UCLA–VA has also signed an exclusive licensing agreement with the Singapore-based company AWAK Technologies Pte. Ltd. to develop a commercial wearable kidney based on the design by Dr. Roberts and Dr. Lee. The new technology would allow patients to go about their regular business while undergoing dialysis.
"The Great Escape: Hypervelocity Stars "
by Dr. Juna Kollmeier, Carnegie Institute of Science
April 29, 2011 from 10:30am-12pm
Plus real lunar rocks from the Earth's Moon will be on display!
Speaker Info: Dr. Kollmeier is an astrophysicist at the Carnegie Institute of Science. Her current research involves theoretical astrophysics concerning the growth of cosmic structure on all scales. She earned a B.S. in Physics from California Institute of Technology and her Ph.D in Astronomy from Ohio State University in 2006.

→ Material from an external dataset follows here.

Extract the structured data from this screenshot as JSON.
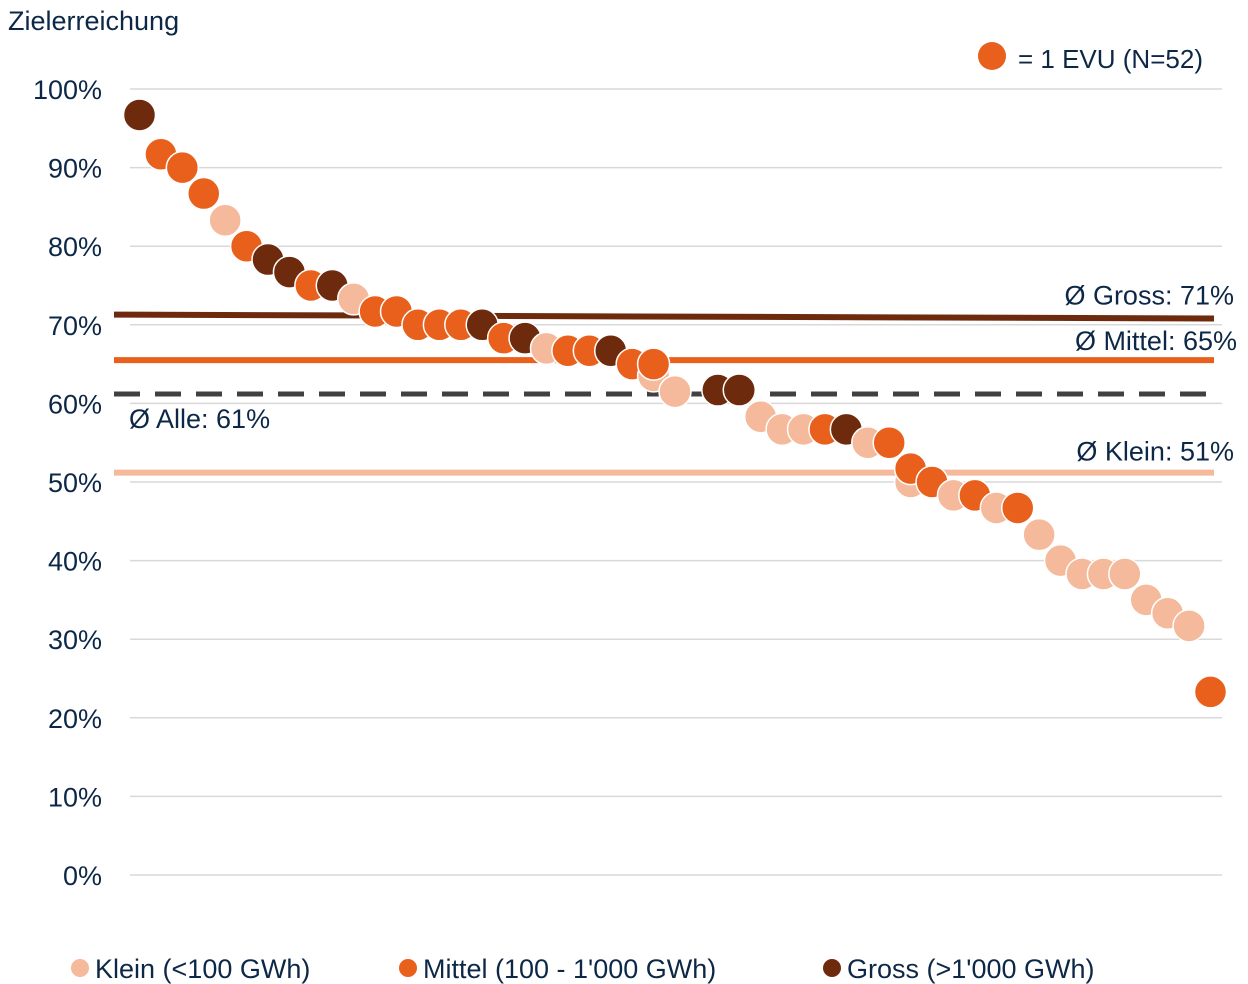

In conjuction with Dr. Kollmeier's talk on black holes, we will have moon rocks on display! The moon rocks are on loan to the college for a short period of time, so don't miss out! There are currently three sources of Moon rocks on Earth: 1) those collected by US Apollo missions; 2) samples returned by the Soviet Union Luna missions; and 3) rocks that were ejected naturally from the lunar surface by cratering events and subsequently fell to Earth as lunar meteorites.